Por suerte estaban los amigos y entre ellos uno más grande, Roberto, de origen palestino, que gustaba de citar a los grandes poetas italianos “Ognuno sta sul cuor della terra trafitto da un raggio di sole: ed è súbito será”, de Salvatore Quasimodo, que ingenuamente creyó que era el personaje de Víctor Hugo. 

Meses más tarde, cuando revisó la imposibilidad de su malentendido, comprendió que es necesario mucho tiempo para comprender o creer comprender lo que un escritor pretender expresar. 

Digamos, la lectura es un proceso minucioso y complejo que implica una ética para discriminar un escribiente de un escritor. Pero, incluso en esa operación de multiple variabilidad sujeta a fines, daba por sentado la multiplicidad de interpretaciones y por consiguiente la afirmación de Nietzsche de que la verdad no designa lo contrapuesto al error sino, en los casos más fundamentales, solo la posición que mantienen entre sí diferentes errores. 

Para colmo se daba perfecta cuenta de que cuando más leía, más se alejaba de la inmediatez circundante de las vivencias que colaboraban con la construcción del mundo real, así que no tardó en aceptar un cierto descrédito del mundo. 

Muchas veces pensó en alejarse de todo y a pesar de que lo apasionaba la literatura decidió dedicarse a la Lógica porque creía que lo ajustaría más al orden del mundo imperante, al menos no tener una falsa conciencia de las cosas que suele propender con la imaginación. 

No tardó en comprender que la lógica también era incompleta, pero a pesar de que la literatura era ineficiente para mejorar el orden de las cosas e incluso impulsar una idea muchas veces errónea, comprendió que, para él, nada sería mejor. En verdad se sentía bastante torpe e inútil y no comprendía las actitudes de los seres que lo rodeaban, no comprendía el sentido de felicidad que concebían, como el hecho de acumular poder y dinero hasta el hartazgo. La falta de empatía, el recelo, la envidia, la estúpida necesidad de desear lo que tiene otro como sinónimo de la propia felicidad. 

En suma, más allá de no comprender la falta de razón que motivaba esas actitudes dio por sentado que estaba rodeado por seres extraños.

Por supuesto pensó en sus propias actitudes y llegó a entender a través de las oscuridades de otros hombres, algunas de sus propias insuficiencias que no veía, tal vez porque estaban muy cerca de sus ojos y decidió primero seguir a los hombres que vagaban en la desposesión y escuchar sus historias y comenzar a viajar haciendo dedo, al azar, incluso rechazando el dinero que le ofrecía su padre para que no padeciera lamentables contingencias. 

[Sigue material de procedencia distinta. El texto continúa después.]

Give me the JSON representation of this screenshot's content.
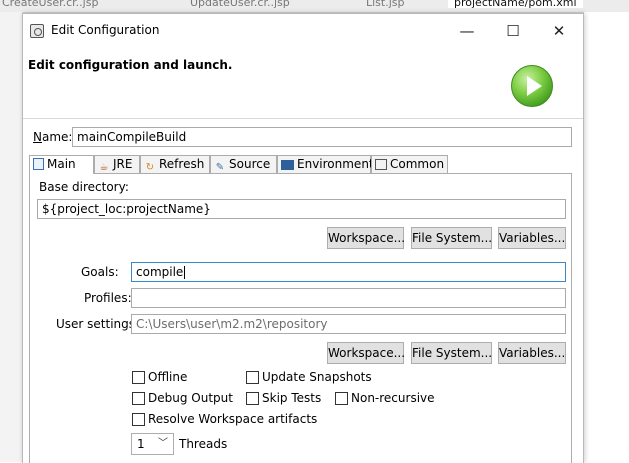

Viajó por muchos caminos bajo la luz de infinitas estrellas y halló que no sólo escribía con su mano sino con su pie sobre el camino y sobre el papel pocas veces. Así comprendió que nunca sería un escritor, solo un escribiente… Tardó mucho en comprenderlo, tal vez por la esencia fugitiva e incomprensible del tiempo fugitivo e incomprensible. Y sin embargo…

 

Hoy que la mayor parte de su vida es ya pasada y que dolor y error en sí contiene, aún busca y se pregunta ¿por qué busco? Y suele contestarse: Busco el porqué de este buscar perenne.